Again writing S_n = p/q for some rational p,q with q nonzero, and rewriting the whole equation, we get:

p^2 + q^2 a_n = 2pq sqrt(a_n) + q^2 S_{n-1}^2

Since p^2 + q^2 a_n, 2pq and q^2 are all rational, this becomes:

r_1 = r_2 sqrt(a_n) + r_3 S_{n-1}^2 

So unless S_{n-1}^2 and sqrt(a_n) are rationally linearly dependent, you get a contradiction.

Unfortunately I missed this topic. It's not like I couldn't have posted the above five days ago :P

@Phobetor, I thought about taking a similar tack, but I have no excuse for not following it through. You're proved the case for sqrt(2)+sqrt(3)+sqrt(5) elementarily (and very neatly), since the final conclusion relies only on the fact that sqrt(6) and sqrt(5) are independent over the rationals, and it is quite easy to see there is no non-trivial relation between two roots over the rationals.

{Proof of slightly strengthened lemma:

Suppose a, b are real but b and a/b are not squares of rationals, and S(a) = sqrt(a), S(b)=sqrt(b).

Suppose p S(a) + q S(b) = r

(p S(a) -r)^2 = b q^2

-2 p r S(a) = t for some rational t

=> either p or r is zero

But if p = 0, b is a square of a rational (unless q and r are zero), and if r=0, a/b is a square of a rational (unless p and q are zero), contradicting the hypotheses}

But in my opinion there is still some distance from the final line of post #7 and the general result that a non-trivial sum of square roots of primes is not rational. Can that gap be filled elementarily, very likely using an induction, or is more abstract machinery required?

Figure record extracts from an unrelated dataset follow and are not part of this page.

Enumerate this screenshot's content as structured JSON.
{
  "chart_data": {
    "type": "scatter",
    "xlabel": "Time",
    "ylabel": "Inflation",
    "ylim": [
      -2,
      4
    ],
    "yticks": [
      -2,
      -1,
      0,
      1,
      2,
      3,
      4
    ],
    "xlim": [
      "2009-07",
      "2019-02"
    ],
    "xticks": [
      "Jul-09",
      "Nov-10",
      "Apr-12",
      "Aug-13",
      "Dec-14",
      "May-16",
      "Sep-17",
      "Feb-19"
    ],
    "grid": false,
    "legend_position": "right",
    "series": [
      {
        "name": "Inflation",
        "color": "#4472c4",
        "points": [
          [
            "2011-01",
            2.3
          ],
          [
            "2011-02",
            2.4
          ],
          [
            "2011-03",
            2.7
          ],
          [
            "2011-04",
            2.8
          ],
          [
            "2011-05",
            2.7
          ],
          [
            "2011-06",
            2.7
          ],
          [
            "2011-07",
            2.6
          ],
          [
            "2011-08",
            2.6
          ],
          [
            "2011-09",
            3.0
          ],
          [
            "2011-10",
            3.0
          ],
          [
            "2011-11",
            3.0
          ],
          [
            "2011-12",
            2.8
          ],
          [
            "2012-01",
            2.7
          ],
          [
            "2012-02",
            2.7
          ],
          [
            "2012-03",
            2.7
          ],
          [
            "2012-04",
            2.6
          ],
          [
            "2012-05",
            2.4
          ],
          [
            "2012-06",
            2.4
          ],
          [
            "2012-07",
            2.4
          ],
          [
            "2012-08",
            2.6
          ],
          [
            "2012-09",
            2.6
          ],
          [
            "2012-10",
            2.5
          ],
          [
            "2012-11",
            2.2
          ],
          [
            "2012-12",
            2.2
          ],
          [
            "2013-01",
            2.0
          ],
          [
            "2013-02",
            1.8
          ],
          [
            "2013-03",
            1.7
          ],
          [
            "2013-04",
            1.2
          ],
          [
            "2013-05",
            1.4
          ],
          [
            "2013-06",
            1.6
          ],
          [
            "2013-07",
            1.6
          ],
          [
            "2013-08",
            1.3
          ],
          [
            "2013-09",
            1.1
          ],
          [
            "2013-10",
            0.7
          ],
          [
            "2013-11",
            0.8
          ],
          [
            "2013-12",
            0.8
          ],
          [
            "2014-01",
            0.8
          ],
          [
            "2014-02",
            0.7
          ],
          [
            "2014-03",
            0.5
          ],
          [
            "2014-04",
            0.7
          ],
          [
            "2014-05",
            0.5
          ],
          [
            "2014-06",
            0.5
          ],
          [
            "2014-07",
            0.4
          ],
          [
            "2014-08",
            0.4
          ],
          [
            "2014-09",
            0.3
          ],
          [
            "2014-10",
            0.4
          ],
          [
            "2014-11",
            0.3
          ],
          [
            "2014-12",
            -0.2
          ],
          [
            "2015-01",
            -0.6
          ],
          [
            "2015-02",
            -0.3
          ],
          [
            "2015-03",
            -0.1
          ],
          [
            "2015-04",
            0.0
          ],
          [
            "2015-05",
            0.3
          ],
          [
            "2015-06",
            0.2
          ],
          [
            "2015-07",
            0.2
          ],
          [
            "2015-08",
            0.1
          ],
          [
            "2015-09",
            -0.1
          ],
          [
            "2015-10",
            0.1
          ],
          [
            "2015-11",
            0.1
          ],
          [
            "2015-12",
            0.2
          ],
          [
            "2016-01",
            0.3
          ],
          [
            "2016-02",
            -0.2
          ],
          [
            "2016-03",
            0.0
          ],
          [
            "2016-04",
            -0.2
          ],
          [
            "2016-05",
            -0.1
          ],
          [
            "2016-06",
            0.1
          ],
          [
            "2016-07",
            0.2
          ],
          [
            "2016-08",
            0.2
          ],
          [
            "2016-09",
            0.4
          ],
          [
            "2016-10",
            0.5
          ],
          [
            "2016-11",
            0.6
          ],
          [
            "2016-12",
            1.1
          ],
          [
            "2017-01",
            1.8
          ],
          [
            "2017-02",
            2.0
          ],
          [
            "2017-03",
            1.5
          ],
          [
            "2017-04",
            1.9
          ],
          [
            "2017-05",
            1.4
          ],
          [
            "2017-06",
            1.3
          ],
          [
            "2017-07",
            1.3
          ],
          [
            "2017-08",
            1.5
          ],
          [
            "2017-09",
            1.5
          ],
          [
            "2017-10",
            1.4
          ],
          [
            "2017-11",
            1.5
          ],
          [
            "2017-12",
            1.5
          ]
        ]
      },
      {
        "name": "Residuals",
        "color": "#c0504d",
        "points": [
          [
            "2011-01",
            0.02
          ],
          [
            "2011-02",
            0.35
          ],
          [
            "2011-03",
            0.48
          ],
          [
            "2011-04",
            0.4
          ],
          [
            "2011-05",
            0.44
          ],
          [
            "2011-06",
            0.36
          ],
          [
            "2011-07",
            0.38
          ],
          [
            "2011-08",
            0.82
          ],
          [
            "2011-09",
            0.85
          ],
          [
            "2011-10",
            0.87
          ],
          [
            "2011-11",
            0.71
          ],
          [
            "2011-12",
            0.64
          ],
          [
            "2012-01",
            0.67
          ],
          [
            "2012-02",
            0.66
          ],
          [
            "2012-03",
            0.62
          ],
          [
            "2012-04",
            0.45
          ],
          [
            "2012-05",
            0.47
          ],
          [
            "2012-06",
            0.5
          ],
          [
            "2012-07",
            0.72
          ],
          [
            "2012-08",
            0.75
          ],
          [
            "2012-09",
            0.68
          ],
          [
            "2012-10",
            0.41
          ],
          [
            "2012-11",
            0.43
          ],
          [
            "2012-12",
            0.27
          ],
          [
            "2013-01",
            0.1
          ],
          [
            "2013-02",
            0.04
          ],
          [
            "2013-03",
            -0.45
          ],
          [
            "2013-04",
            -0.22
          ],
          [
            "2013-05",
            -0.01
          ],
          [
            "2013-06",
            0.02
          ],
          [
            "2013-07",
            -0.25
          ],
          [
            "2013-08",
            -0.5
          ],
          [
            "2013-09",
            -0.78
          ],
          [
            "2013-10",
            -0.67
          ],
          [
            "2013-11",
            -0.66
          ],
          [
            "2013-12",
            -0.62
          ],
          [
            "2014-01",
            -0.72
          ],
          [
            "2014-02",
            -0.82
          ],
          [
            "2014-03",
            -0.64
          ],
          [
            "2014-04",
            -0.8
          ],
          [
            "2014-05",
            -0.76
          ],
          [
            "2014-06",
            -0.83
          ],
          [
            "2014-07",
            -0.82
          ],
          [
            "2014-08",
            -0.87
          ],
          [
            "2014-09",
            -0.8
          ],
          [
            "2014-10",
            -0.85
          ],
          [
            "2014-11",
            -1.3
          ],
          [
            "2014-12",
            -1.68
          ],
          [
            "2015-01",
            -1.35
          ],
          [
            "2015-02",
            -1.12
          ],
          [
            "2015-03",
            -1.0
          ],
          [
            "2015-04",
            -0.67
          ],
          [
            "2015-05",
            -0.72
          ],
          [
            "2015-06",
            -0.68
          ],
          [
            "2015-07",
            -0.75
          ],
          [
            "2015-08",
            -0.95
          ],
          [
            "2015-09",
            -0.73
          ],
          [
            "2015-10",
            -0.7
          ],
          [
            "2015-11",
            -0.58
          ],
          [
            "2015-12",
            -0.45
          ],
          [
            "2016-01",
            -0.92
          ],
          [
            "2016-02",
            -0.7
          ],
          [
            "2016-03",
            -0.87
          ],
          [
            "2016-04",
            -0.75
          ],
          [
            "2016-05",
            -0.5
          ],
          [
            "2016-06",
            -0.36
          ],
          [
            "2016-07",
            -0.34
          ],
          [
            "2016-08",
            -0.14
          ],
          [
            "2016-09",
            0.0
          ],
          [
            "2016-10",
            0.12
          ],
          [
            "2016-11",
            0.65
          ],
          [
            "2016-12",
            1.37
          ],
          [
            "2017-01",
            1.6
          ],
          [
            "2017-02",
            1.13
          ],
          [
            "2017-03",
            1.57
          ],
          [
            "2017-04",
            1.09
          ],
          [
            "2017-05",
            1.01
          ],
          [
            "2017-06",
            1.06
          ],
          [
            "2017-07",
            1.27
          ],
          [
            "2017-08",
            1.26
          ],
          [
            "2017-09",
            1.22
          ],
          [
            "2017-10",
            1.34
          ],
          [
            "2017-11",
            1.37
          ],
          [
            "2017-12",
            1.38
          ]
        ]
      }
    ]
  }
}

Yes, since I couldn't easily filled that gap, I left that as an exercise to the other readers :D

Wait... looking back above, I wrote:

S_n * (S_n - 2sqrt(a_n)) = S_{n-1}^2 - a_n 

But if that is the case, and S_n is rational and nonzero (so n > 1), then S_n * (S_n - 2sqrt(a_n)) = rational * irrational = irrational, so that S_{n-1}^2 - a_n is irrational, hence S_{n-1}^2 is irrational. If S_{n-1} were rational then so was S_{n-1}^2, so this implies that S_{n-1} is irrational. But this is going the wrong way for induction... This proves that if S_n is irrational, then so is S_{n-1}. But I guess that doesn't help...

Here's an elementary attack that very likely works.

Suppose you have a non-trivial relation between the roots of the first N primes and all their products of all orders (call sqrt(p_n)=s(n) for brevity). Assume that N is minimal for such a non-trivial relation to exist

Separate out all terms involving the square root of the n'th prime

R_N-1 + s(n)*(T_N-1)=r

where R_N-1 and T_N-1 are both sums of of multiple products of the square roots of the first N-1 primes and rationals.

So s(n)*T_N-1=r-R_N-1

Squaring we get some sort of relation on the products of the square roots of the first N-1 primes.

All that remains is to show that this relation is non-trivial.